By cutting red tape, improving supervision and services, the country will be able to create a fair market environment and stimulate market vitality and people’s creativity, Premier Li said.
China should continue to reduce administrative approvals by restricting government use of power, the Premier said.
Affirming previous achievements, Premier Li said the reform on government functions has played an important role in boosting economic development, nurturing new growth impetus and promoting social justice.
The government should continue to make approvals simpler, supervision stronger and services better, he said.
Premier Li listed five major tasks for the reform this year, namely easing market access for enterprises to promote employment, reducing burdens on market entities by cutting taxes and fees, encouraging investment, creating a fair environment and making public services more efficient.
Measures must be taken to fully implement structural tax cuts and corporate fee reduction.

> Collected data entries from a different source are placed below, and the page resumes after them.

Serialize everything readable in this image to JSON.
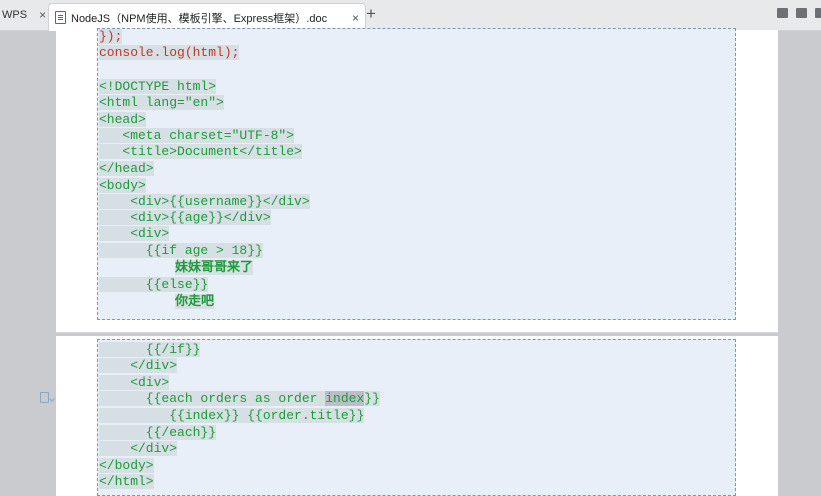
{
  "tabs": {
    "wps_label": "WPS",
    "close_glyph": "×",
    "doc_title": "NodeJS（NPM使用、模板引擎、Express框架）.doc",
    "new_tab_glyph": "+"
  },
  "code_page1": [
    {
      "text": "});",
      "color": "red"
    },
    {
      "text": "console.log(html);",
      "color": "red"
    },
    {
      "text": "",
      "color": "green"
    },
    {
      "text": "<!DOCTYPE html>",
      "color": "green"
    },
    {
      "text": "<html lang=\"en\">",
      "color": "green"
    },
    {
      "text": "<head>",
      "color": "green"
    },
    {
      "text": "   <meta charset=\"UTF-8\">",
      "color": "green"
    },
    {
      "text": "   <title>Document</title>",
      "color": "green"
    },
    {
      "text": "</head>",
      "color": "green"
    },
    {
      "text": "<body>",
      "color": "green"
    },
    {
      "text": "    <div>{{username}}</div>",
      "color": "green"
    },
    {
      "text": "    <div>{{age}}</div>",
      "color": "green"
    },
    {
      "text": "    <div>",
      "color": "green"
    },
    {
      "text": "      {{if age > 18}}",
      "color": "green"
    },
    {
      "text": "妹妹哥哥来了",
      "color": "cjk"
    },
    {
      "text": "      {{else}}",
      "color": "green"
    },
    {
      "text": "你走吧",
      "color": "cjk"
    }
  ],
  "code_page2": [
    {
      "text": "      {{/if}}"
    },
    {
      "text": "    </div>"
    },
    {
      "text": "    <div>"
    },
    {
      "pre": "      {{each orders as order ",
      "hl": "index",
      "post": "}}"
    },
    {
      "text": "         {{index}} {{order.title}}"
    },
    {
      "text": "      {{/each}}"
    },
    {
      "text": "    </div>"
    },
    {
      "text": "</body>"
    },
    {
      "text": "</html>"
    }
  ],
  "colors": {
    "code_red": "#c0392b",
    "code_green": "#1e9a3a",
    "code_block_bg": "#e8eff9"
  }
}
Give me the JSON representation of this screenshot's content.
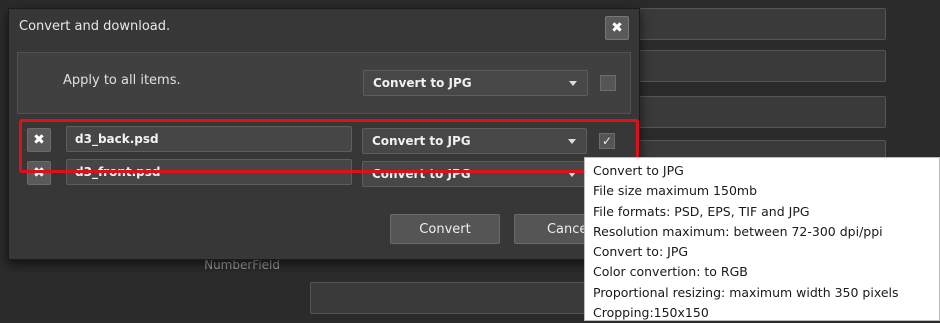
{
  "background": {
    "number_field_label": "NumberField"
  },
  "dialog": {
    "title": "Convert and download.",
    "apply_all": {
      "label": "Apply to all  items.",
      "select_value": "Convert to JPG",
      "checked": false
    },
    "items": [
      {
        "filename": "d3_back.psd",
        "select_value": "Convert to JPG",
        "checked": true,
        "checkmark": "✓"
      },
      {
        "filename": "d3_front.psd",
        "select_value": "Convert to JPG",
        "checked": false,
        "checkmark": ""
      }
    ],
    "buttons": {
      "convert": "Convert",
      "cancel": "Cancel"
    }
  },
  "tooltip": {
    "lines": [
      "Convert to JPG",
      "File size maximum 150mb",
      "File formats: PSD, EPS, TIF and JPG",
      "Resolution maximum: between 72-300 dpi/ppi",
      "Convert to: JPG",
      "Color convertion: to RGB",
      "Proportional resizing: maximum width 350 pixels",
      "Cropping:150x150"
    ]
  },
  "colors": {
    "highlight": "#e0101a",
    "dialog_bg": "#373737",
    "page_bg": "#2b2b2b"
  }
}
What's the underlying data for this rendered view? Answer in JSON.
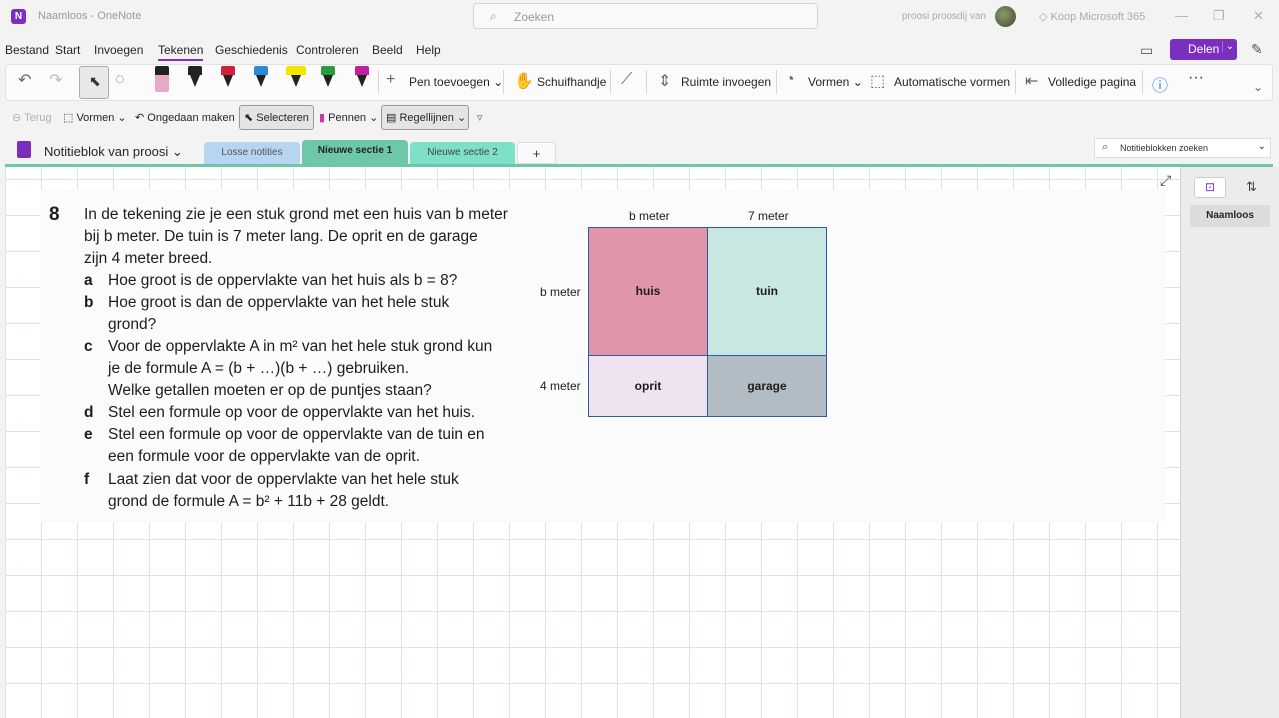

Meanwhile, investment restrictions, especially those on private investment, should be removed, he said.
The Premier stressed that the government function reform has entered a “deep water zone,” and authorities at all levels should persevere in pushing it forward, taking bold actions while listening to the voices of market entities and the public.
Despite a stabilizing economy, Premier Li said China still faces difficulties and challenges, calling for concerted efforts to press on with the supply-side structural reform and other key government tasks.
To ease the burden on enterprises, the central government has taken many steps to fully deliver its promise to slash corporate costs by 1 trillion yuan ($147.1 billion) this year.
It has also been working to improve the market environment to attract foreign investment. Today, over 95 percent of new foreign enterprises in China do not need government approval before being set up.